Alternatively you could use a structure in which you would store the value and the name as a string:
struct tag_name {
char *member1;
int member2;
};
In general, it is not possible to access at runtime global variables by name. Sometimes, it might depend upon the operating system, and how the compiler is invoked. I still assume you want to dereference a global variable, and you know its type.
Then on Linux and some other systems, you could use dlopen(3) with a NULL path (to get a handle for the executable), then use dlsym on the global variable name to get its address; you can then cast that void* pointer to a pointer of the appropriate type and dereference it. Notice that you need to know the type (or at least have a convention to encode the type of the variable in its name; C++ is doing that with name mangling). If you compiled and linked with debug information (i.e. with gcc -g) the type information is in its DWARF sections of your ELF executable, so there is some way to get it.
This works if you link your executable using -rdynamic and with -ldl
Another possibility might be to customize your recent GCC with your own MELT extension which would remember and later re-use some of the compiler internal representations (i.e. the GCC Tree-s related to global variables). Use MELT register_finish_decl_first function to register a handler on declarations. But this will require some work (in coding your MELT extension).
using preprocessor tricks
You could use (portable) preprocessor tricks to achieve your goals (accessing variable by name at runtime).
The simplest way might be to define and follow your own conventions. For example you could have your own globvar.def header file containing just lines like
/* file globvar.def */
MY_GLOBAL_VARIABLE(globalint,int)
MY_GLOBAL_VARIABLE(globalint2,int)
MY_GLOBAL_VARIABLE(globalstr,char*)
#undef MY_GLOBAL_VARIABLE
And you adopt the convention that all global variables are in the above globvar.def file. Then you would #include "globvar.def" several times. For instance, in your global header, expand MY_GLOBAL_VARIABLE to some extern declaration:
/* in yourheader.h */
#define MY_GLOBAL_VARIABLE(Nam,Typ) extern Typ Nam;
#include "globvar.def"
In your main.c you'll need a similar trick to declare your globals.

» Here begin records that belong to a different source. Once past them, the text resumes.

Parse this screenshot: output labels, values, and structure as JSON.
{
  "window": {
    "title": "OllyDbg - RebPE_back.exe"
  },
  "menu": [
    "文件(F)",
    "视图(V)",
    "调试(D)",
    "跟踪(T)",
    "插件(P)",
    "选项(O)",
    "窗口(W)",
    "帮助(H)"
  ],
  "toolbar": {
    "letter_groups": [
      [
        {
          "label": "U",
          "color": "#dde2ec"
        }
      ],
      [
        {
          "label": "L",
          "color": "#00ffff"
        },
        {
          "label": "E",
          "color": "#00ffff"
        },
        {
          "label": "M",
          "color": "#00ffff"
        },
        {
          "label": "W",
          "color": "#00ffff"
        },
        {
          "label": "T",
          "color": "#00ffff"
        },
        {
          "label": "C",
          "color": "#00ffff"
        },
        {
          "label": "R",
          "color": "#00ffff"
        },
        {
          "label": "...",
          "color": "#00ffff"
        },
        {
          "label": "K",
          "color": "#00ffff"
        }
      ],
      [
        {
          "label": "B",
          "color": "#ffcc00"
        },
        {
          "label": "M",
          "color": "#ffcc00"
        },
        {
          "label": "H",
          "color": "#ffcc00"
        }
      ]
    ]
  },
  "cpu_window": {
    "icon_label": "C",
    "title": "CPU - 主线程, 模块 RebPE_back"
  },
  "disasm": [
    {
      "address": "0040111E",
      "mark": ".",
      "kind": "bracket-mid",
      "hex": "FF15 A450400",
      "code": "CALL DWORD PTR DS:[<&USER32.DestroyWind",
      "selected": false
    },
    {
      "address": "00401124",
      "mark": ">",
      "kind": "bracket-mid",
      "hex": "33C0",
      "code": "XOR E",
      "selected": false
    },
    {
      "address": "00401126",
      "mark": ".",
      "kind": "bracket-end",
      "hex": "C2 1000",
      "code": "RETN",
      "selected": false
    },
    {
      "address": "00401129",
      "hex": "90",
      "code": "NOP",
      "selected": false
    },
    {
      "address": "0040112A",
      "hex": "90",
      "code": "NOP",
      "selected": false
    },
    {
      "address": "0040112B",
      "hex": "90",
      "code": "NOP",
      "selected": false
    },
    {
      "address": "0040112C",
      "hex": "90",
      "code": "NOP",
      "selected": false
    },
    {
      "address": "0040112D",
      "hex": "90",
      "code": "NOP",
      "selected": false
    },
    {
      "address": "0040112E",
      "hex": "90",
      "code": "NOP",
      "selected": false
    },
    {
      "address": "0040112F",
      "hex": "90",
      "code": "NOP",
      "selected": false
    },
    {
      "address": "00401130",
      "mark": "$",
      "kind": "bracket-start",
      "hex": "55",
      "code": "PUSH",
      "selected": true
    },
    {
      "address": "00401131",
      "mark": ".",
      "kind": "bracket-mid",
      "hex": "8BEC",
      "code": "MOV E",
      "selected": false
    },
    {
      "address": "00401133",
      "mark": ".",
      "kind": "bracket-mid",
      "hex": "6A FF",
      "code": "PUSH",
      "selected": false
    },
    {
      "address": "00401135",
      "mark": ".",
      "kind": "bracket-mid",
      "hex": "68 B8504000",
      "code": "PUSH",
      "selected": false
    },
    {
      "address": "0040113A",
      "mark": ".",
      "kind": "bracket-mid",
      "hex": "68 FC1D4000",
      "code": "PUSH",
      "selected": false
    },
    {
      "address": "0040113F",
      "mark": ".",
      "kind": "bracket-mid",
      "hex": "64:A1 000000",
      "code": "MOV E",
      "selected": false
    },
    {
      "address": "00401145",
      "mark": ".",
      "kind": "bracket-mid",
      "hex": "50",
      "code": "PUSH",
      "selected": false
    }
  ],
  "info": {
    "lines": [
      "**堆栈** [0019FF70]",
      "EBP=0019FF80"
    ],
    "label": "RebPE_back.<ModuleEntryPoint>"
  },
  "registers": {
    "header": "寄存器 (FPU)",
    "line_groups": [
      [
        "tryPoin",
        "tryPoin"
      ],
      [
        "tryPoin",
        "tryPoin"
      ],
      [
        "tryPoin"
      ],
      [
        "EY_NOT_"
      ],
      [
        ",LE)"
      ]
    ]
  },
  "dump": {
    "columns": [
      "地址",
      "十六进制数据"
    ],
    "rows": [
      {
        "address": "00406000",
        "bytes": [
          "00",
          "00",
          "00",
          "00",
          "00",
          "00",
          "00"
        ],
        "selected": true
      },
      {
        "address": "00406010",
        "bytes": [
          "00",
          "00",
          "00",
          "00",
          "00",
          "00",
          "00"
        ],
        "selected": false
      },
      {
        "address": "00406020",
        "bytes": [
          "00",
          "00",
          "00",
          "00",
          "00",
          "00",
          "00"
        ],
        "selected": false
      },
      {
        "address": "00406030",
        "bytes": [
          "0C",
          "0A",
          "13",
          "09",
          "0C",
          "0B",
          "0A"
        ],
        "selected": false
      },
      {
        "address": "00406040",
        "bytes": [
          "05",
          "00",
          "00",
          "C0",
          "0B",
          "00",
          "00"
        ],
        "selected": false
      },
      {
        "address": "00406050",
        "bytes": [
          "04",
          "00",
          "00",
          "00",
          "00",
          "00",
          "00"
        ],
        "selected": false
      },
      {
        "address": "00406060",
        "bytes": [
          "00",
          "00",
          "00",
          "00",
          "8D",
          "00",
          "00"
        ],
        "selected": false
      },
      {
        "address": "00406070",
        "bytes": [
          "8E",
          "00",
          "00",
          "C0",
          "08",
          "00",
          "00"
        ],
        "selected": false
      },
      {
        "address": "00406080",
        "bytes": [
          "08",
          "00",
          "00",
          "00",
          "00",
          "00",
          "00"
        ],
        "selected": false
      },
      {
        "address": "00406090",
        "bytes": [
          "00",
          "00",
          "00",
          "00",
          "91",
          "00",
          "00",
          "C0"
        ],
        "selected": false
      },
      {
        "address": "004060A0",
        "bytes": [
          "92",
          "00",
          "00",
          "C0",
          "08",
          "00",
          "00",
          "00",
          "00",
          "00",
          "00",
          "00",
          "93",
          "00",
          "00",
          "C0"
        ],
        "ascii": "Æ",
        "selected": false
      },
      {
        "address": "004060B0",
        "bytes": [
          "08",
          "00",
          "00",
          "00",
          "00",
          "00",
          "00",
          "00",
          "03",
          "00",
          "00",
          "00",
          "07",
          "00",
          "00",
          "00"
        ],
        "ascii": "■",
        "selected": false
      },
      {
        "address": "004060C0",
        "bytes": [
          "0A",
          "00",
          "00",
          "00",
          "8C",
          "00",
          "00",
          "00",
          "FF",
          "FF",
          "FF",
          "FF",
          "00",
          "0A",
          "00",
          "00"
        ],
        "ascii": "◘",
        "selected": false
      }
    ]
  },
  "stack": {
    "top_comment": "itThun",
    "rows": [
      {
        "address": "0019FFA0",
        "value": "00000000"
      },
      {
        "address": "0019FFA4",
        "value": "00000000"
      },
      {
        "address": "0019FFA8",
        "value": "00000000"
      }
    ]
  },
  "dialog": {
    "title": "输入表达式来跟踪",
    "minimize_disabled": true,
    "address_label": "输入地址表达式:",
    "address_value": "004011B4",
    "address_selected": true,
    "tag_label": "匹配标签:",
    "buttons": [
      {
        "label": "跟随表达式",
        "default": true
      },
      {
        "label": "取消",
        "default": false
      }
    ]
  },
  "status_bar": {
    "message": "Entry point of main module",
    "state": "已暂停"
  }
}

Elsewhere you might define a function to get integer variables by name:
/* return the address of global int variable or else NULL */
int* global_int_var_by_name (const char*name) {
#define MY_GLOBAL_VARIABLE(Nam,Typ) \
if (!strcmp(#Typ,"int") && !strcmp(name,#Nam)) return (int*)&Nam;
#include "globvar.def"
return NULL;
}
etc etc... I'm using stringification of macro arguments.
Such preprocessor tricks are purely standard C and would work with any C99 compliant compiler.